Pois viver se tornou tão difícil quanto cuidar dos outros, mesmo que esses outros sejam membros de sua família. Mesmo que parte desses outros seja formada por seus filhos. Mesmo assim, será sempre difícil cuidar dos outros como você cuida de sua família. Ou, mais ajustadamente, de seus filhos.

Não importa. O que importa mesmo é distribuir as qualidades do que você possui, repartir com os outros (mesmo os outros desconhecidos) aquilo que você pode repartir, aquilo que merece sua ocupação, aquilo que está disponível para você. O que está disponível para você tem que estar disponível também para seu vizinho. Como se você tivesse a mesma responsabilidade que o prefeito tem sobre as coisas ao alcance de todos.

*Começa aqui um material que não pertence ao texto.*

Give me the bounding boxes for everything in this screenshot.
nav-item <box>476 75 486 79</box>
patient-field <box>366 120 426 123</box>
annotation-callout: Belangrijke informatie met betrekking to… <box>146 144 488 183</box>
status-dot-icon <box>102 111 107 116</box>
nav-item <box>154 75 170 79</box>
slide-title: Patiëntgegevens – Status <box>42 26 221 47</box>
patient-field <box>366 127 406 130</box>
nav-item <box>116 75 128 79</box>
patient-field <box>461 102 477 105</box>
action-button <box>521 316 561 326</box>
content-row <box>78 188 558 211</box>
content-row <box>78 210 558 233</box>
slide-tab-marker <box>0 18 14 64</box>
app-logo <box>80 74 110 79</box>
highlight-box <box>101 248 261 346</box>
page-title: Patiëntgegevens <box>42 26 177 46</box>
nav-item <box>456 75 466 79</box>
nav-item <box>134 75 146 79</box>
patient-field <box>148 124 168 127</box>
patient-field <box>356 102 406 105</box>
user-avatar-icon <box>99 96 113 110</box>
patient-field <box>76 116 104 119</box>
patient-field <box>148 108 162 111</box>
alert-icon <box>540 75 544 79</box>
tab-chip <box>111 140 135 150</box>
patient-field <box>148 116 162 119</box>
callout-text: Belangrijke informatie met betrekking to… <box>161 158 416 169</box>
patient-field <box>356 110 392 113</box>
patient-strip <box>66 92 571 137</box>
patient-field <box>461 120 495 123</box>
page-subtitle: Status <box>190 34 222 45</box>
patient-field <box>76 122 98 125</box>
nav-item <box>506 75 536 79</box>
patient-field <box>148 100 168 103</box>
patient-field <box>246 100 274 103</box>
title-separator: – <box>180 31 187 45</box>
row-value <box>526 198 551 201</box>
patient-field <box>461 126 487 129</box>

Como o prefeito tem responsabilidade sobre o sorriso do filho dele.

Só assim podemos ir em frente, sem medo de errar o caminho, perder o rumo, encontrar seus filhos perdidos no mundo, guiados por traficantes e milicianos, à espera de nada. Ou da morte, da morte envergonhada. A cidade só poderá ter orgulho de si mesma quando for capaz de viver sem esse apoio desprezível de outros que não valem nada, não são nada.